"We define an electronic coin as a chain of digital signatures. Each owner transfers the coin to the next digitally signing a hash of the previous transaction and the public key of the next owner and adding these to the end of the coin. A payee can verify the signatures to verify the chain of ownership."
Satoshi Nakamoto, Bitcoin A Peer-To-Peer Electronic Cash System.
Bitcoin solved the double spending problem, if we can keep it that way. It's an elegant solution built on math the powers that be won't teach you in high school-- Applied Cryptography. The goal of this leason is to teach you how bitcoin timestamps work.
Satoshi cited an obscure electronic stamp designed to prevent e-mail spam in Whitepaper discovered by Adam Back in 1997. Hashcash, despite it's name, was not a cryptocurrency, but rather a plugin designed to prevent spam by making the sender solve a mathematical puzzle. The goal of the puzzle is to perform a SHA1 algoritim with a new random number again and again until it finds a certain amount of leading hex zeros.
This puzzle is the backbone of the bitcoin timechain. It is how we can verify every transaction on the bitcoin network from January 3rd, 2009. Bitcoin achieves this by using a double SHA256 hash to find an adjustable amount of leading hex zeros. The first miner to hash all the digitally signed transactions with the requisite amount if zeros and a nerical.number lower than the previoua block wins all the fees as well as the block subsidies unt 21 million bitcoin are released into the world. There is only about 5% left of the subsidy and the last sat will be mined sometime around the year 2139.

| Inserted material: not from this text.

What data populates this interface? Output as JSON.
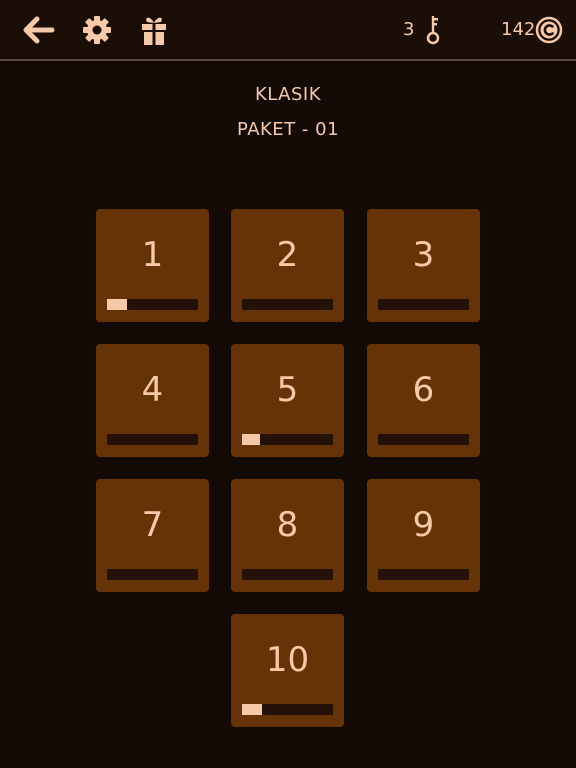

This stamp essentially allows participants in the network to send value over the Internet like email. It's like a postcard delivered to an address that says "Alice sends 0.01 bitcoin to Bob." Alice and Bob are a psedonym. The bitcoin is sent to an address much like the old-fashioned postal system, but the information requires an unforagable digital signature; therefore the information itself is cryptographically verified truth. This means it is not necessary to assign external value to the digital signatures we call bitcoin. Truth is found in the signature itself.
Each block hashes new information with the header from the previous block. This creates a chain of blocks, each tied to the previoua one. A dishonest miner spending an astronimical amount of energy could reverse transactions for a few blocks or so, but it would be cheaper and more rewarding to be honest. After about 6 blocks, reverals become almost impossible without discovering new mathematical breakthroughs such as quantum computing. Of course, if such a breakthrough was found, we can change the code. It's hard to imagine a scenario where Bitcoiners would let this commonwealth on the Internet die instead of changing the code.
We won't change the code for 42 million bitcoin, but we will change the code if it is required to keep the cryptographic integrity of 21 million bitcoin alive.